Medical Miracles: Doctors, Saints and Healing in the Modern World
Beginning with her experience, as a hematologist, in a case of leukemia that was applied as a miracle for the cause of Canada’s first saint, Duffin will trace her work, as a historian, in the canonization files of the Vatican. She examined more than 1400 miracles used for 400 canonizations from the late 16thC to 2000. To her surprise, almost all (>96%) were healings of physical illness for which up-to-date medicine had also been used.
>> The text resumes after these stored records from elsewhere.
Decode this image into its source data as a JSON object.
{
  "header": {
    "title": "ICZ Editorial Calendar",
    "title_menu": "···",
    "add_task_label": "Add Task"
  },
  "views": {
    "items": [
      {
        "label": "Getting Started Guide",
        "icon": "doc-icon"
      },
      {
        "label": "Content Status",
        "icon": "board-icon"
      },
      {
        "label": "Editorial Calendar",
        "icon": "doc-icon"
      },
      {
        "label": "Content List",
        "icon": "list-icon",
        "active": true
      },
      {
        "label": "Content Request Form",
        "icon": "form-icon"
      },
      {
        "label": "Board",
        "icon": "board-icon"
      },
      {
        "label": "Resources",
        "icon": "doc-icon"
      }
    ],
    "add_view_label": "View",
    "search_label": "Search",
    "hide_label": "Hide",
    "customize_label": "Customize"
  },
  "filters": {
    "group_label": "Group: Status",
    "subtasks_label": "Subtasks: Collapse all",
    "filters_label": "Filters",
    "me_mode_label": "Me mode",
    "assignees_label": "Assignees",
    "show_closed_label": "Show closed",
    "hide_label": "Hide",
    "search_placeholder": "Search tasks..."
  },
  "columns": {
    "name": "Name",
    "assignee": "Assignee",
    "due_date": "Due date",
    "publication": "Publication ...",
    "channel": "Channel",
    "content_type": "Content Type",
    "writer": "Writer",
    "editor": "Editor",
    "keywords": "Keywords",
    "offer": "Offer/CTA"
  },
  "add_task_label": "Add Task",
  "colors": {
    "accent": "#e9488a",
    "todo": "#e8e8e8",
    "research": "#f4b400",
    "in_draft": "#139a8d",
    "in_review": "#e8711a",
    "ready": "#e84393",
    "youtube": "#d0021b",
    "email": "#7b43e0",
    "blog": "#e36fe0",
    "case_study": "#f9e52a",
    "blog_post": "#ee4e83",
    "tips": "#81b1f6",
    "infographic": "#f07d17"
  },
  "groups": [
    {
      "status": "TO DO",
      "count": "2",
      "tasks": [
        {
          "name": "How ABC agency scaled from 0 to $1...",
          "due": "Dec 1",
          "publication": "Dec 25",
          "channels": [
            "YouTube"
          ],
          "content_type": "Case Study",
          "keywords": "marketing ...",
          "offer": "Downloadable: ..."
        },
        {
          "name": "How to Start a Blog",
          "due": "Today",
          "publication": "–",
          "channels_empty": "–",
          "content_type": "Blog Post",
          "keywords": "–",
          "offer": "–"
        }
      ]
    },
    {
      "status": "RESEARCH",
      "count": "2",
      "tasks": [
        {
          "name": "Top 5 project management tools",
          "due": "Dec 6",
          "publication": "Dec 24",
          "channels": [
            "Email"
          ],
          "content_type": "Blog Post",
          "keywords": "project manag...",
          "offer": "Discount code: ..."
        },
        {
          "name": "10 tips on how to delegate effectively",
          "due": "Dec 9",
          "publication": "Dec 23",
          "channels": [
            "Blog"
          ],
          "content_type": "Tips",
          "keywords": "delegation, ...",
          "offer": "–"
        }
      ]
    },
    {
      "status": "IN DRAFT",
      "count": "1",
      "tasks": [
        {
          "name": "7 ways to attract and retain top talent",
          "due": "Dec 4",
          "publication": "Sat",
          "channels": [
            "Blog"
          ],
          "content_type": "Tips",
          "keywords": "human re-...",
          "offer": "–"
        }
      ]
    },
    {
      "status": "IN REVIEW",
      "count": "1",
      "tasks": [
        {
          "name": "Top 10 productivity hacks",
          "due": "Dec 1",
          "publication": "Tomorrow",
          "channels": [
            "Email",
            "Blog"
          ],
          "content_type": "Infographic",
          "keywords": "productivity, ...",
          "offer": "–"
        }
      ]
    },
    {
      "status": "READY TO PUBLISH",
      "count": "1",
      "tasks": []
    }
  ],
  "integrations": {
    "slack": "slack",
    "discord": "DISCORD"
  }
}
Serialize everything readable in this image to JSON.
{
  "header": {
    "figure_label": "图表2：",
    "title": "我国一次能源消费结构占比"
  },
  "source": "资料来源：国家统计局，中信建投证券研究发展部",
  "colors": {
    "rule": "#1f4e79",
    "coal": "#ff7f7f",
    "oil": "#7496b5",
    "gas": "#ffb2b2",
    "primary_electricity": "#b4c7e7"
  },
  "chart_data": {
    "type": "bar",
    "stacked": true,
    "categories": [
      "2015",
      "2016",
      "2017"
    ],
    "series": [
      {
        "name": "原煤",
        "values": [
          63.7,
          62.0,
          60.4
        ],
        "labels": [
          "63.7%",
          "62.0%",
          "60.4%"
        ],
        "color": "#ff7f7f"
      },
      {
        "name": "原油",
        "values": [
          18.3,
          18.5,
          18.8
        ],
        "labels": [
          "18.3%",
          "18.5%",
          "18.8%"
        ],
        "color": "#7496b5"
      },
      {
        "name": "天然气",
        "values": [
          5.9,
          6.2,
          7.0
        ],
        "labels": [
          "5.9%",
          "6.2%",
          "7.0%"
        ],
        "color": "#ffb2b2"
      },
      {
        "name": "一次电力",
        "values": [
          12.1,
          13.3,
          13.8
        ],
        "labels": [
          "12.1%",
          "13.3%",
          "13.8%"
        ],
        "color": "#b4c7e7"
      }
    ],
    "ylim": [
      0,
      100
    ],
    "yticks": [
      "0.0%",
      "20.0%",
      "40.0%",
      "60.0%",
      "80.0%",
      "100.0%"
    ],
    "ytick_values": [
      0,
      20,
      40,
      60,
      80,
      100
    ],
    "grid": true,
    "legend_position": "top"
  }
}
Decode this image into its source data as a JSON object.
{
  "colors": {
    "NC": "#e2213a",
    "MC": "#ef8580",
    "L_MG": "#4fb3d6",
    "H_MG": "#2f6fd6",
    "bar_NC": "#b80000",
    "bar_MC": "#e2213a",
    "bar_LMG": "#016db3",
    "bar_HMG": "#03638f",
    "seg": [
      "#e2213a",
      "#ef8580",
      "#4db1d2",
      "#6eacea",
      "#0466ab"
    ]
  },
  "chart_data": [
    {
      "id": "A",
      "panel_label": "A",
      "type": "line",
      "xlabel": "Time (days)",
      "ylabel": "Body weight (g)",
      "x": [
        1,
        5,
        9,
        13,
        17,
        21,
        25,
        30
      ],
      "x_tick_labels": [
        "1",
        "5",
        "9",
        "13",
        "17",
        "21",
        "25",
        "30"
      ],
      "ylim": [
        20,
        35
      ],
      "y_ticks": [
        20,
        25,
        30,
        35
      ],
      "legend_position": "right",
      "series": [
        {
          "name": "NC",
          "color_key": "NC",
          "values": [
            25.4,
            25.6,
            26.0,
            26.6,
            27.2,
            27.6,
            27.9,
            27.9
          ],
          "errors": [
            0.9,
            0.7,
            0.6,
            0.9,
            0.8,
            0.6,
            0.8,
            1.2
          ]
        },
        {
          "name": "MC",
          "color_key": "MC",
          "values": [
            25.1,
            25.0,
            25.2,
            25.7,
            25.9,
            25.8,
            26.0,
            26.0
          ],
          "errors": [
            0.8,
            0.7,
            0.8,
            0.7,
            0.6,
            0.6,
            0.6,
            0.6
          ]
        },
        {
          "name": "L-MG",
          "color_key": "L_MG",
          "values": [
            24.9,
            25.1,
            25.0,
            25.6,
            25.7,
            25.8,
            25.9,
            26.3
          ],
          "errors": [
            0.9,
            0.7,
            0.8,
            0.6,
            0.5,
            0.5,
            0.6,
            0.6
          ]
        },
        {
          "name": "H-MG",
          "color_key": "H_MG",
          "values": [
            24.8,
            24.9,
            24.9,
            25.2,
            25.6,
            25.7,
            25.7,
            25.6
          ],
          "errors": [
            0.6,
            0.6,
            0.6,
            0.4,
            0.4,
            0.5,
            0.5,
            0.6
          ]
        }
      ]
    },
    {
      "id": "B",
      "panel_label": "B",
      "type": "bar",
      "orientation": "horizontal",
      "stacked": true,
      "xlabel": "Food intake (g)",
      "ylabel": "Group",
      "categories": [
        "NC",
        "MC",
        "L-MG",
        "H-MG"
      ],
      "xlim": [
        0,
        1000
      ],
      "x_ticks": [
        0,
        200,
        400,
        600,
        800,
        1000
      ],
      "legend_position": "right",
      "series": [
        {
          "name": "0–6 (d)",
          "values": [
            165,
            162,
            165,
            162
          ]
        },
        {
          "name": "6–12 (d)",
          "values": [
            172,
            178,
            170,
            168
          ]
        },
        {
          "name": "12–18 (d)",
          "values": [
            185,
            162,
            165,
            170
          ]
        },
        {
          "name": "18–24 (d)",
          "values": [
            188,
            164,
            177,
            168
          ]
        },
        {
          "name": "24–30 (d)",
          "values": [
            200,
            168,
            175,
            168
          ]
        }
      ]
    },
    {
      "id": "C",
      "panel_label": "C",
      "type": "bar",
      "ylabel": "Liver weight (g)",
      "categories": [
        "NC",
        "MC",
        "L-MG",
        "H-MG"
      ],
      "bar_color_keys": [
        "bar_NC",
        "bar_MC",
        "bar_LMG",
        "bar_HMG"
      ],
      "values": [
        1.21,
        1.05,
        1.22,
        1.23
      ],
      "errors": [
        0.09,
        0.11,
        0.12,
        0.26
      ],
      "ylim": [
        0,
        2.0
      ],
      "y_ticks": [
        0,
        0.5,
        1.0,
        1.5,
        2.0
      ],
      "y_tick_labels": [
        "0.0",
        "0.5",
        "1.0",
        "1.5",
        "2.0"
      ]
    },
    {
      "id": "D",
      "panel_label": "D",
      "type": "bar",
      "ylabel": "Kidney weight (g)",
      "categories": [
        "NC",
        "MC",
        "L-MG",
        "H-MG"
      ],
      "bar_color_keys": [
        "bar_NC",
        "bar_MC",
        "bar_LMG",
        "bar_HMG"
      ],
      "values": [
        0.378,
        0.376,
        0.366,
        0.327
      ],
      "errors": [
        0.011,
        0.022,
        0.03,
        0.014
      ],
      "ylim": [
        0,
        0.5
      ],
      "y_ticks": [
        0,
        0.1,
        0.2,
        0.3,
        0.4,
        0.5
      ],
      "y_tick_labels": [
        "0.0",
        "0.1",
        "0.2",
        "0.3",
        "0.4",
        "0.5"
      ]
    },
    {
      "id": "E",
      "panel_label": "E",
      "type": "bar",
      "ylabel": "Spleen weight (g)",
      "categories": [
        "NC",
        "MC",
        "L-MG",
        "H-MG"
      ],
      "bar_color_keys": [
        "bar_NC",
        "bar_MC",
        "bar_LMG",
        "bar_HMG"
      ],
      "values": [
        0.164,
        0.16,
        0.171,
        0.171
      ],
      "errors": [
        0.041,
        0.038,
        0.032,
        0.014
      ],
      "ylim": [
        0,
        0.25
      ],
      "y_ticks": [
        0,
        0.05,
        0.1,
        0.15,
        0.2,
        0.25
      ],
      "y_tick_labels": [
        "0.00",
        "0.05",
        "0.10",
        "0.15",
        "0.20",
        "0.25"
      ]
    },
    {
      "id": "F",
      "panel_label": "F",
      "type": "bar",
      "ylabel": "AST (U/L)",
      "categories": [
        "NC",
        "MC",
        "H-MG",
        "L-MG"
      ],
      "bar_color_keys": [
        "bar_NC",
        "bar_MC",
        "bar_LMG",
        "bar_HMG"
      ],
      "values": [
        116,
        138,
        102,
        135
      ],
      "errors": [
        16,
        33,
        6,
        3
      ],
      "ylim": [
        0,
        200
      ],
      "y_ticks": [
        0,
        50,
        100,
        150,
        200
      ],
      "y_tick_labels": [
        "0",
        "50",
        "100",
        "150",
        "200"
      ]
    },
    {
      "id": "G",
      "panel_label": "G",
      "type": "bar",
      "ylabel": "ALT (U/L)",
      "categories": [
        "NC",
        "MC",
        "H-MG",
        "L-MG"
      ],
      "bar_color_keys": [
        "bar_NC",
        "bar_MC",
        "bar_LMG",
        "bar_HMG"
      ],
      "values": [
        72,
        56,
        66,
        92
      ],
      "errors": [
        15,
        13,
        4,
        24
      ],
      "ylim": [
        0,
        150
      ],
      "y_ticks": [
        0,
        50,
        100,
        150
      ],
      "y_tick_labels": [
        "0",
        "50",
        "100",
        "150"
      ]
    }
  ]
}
The study generated insights into the use of the Vatican archives as a source for medical history, and it lead her to a reappreciation of the parallels between religion and medicine.
Jacalyn Duffin, MD, PhD is a hematologist and historian who has occupied the Hannah Chair of the History of Medicine at Queen’s University since 1988. A former president of both the American Association for the History of Medicine and the Canadian Society for the History of Medicine, she is the author of eight books and many articles, holds several awards, and is a Fellow of the Royal Society of Canada and the Canadian Academy of Health Sciences. Her research focuses on disease, technology, religion, and health policy.
Ekaterina Lomperis is a PhD candidate in Theology at the University of Chicago Divinity School. Her dissertation explores the development of Christian religious understandings of illness, medicine, and healing in the early modern era. Her work has been supported by the National Endowment for Humanities, Princeton’s Center for Theological Inquiry, and the Sixteenth Century Society. She is a co-author of Medicine and Religion: Texts and Contexts, to be published this year by the Johns Hopkins University Press.